In [None]:
# Use t-SNE (t-Distributed Stochastic Neighbor Embedding) to visualize high-dimensional data in 2D or 3D.

from sklearn.datasets import load_digits
from sklearn.manifold import TSNE
import matplotlib.pyplot as plt

# Load the digits dataset
digits = load_digits()
X = digits.data
y = digits.target

# Apply t-SNE for 2D visualization
tsne = TSNE(n_components=2, random_state=42)
X_tsne = tsne.fit_transform(X)

# Plot t-SNE results
plt.figure(figsize=(10, 6))
scatter = plt.scatter(X_tsne[:, 0], X_tsne[:, 1], c=y, cmap='viridis', s=10, alpha=0.7)
plt.colorbar(scatter, label="Digit Label")
plt.title("t-SNE Visualization of Digits Dataset")
plt.xlabel("t-SNE 1")
plt.ylabel("t-SNE 2")
plt.show()

In [None]:
# Use UMAP (Uniform Manifold Approximation and Projection) for dimensionality reduction and visualization.

from umap import UMAP

# Apply UMAP for 2D visualization
umap = UMAP(n_components=2, random_state=42)
X_umap = umap.fit_transform(X)

# Plot UMAP results
plt.figure(figsize=(10, 6))
scatter = plt.scatter(X_umap[:, 0], X_umap[:, 1], c=y, cmap='plasma', s=10, alpha=0.7)
plt.colorbar(scatter, label="Digit Label")
plt.title("UMAP Visualization of Digits Dataset")
plt.xlabel("UMAP 1")
plt.ylabel("UMAP 2")
plt.show()

In [None]:
# Compare t-SNE and UMAP results to understand their strengths and use cases.
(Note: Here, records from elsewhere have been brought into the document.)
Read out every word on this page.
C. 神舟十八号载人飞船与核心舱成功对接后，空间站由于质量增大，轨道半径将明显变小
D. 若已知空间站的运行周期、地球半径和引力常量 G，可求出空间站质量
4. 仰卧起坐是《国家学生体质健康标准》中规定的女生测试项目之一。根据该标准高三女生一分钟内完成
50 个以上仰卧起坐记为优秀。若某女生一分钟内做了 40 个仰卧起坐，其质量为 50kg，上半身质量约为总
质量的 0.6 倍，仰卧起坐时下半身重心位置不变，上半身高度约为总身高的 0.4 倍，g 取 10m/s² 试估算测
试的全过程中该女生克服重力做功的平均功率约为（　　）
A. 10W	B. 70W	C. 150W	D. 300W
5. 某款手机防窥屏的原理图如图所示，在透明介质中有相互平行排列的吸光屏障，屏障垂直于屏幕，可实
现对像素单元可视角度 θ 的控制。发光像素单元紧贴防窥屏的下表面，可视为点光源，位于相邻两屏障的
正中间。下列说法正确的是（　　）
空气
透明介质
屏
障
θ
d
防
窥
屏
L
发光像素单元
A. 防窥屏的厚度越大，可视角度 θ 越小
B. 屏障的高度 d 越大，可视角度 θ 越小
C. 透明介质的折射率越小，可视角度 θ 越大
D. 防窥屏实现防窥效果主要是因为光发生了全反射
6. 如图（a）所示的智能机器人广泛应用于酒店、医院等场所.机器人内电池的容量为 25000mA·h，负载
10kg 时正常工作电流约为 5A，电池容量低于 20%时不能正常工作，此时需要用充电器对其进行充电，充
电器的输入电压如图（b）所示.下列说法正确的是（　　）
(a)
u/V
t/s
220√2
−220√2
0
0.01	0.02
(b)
fig, axes = plt.subplots(1, 2, figsize=(16, 6))

# t-SNE plot
axes[0].scatter(X_tsne[:, 0], X_tsne[:, 1], c=y, cmap='viridis', s=10, alpha=0.7)
axes[0].set_title("t-SNE Visualization")
axes[0].set_xlabel("t-SNE 1")
axes[0].set_ylabel("t-SNE 2")

# UMAP plot
axes[1].scatter(X_umap[:, 0], X_umap[:, 1], c=y, cmap='plasma', s=10, alpha=0.7)
axes[1].set_title("UMAP Visualization")
axes[1].set_xlabel("UMAP 1")
axes[1].set_ylabel("UMAP 2")

plt.tight_layout()
plt.show()

# t-SNE captures local structures but may struggle with global structure.
# UMAP balances both local and global structures, making it better for larger datasets.

In [None]:
# Use UMAP and t-SNE to uncover clusters or patterns in complex datasets.

from sklearn.cluster import KMeans

# Apply K-Means clustering to UMAP-reduced data
kmeans_umap = KMeans(n_clusters=10, random_state=42)
labels_umap = kmeans_umap.fit_predict(X_umap)
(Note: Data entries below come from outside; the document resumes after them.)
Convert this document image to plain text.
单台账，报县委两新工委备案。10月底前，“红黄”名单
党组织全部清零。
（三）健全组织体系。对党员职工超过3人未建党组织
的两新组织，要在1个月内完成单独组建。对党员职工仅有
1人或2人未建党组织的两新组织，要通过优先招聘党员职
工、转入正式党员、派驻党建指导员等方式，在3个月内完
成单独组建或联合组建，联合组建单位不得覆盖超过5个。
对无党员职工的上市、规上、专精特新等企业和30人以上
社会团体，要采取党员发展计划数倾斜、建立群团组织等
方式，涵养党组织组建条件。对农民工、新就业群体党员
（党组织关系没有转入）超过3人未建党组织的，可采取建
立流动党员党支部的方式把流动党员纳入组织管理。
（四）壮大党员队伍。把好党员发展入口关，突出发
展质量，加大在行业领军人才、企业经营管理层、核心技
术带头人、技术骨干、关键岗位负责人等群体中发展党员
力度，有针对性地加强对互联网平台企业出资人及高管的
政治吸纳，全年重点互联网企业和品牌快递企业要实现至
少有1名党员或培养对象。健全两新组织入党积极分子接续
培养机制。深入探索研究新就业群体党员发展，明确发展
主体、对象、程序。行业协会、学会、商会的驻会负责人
# Plot clusters identified on UMAP-reduced data
plt.figure(figsize=(10, 6))
scatter = plt.scatter(X_umap[:, 0], X_umap[:, 1], c=labels_umap, cmap='tab10', s=10, alpha=0.7)
plt.colorbar(scatter, label="Cluster Label")
plt.title("Clusters Identified on UMAP-Reduced Data")
plt.xlabel("UMAP 1")
plt.ylabel("UMAP 2")
plt.show()

In [None]:
# Analyze the computational efficiency and interpretability of t-SNE and UMAP.

import time

# Measure execution time for t-SNE
start_tsne = time.time()
tsne.fit_transform(X)
end_tsne = time.time()

# Measure execution time for UMAP
start_umap = time.time()
umap.fit_transform(X)
end_umap = time.time()

print(f"t-SNE Execution Time: {end_tsne - start_tsne:.2f} seconds")
print(f"UMAP Execution Time: {end_umap - start_umap:.2f} seconds")

# t-SNE may take longer for larger datasets, while UMAP is faster and scales better.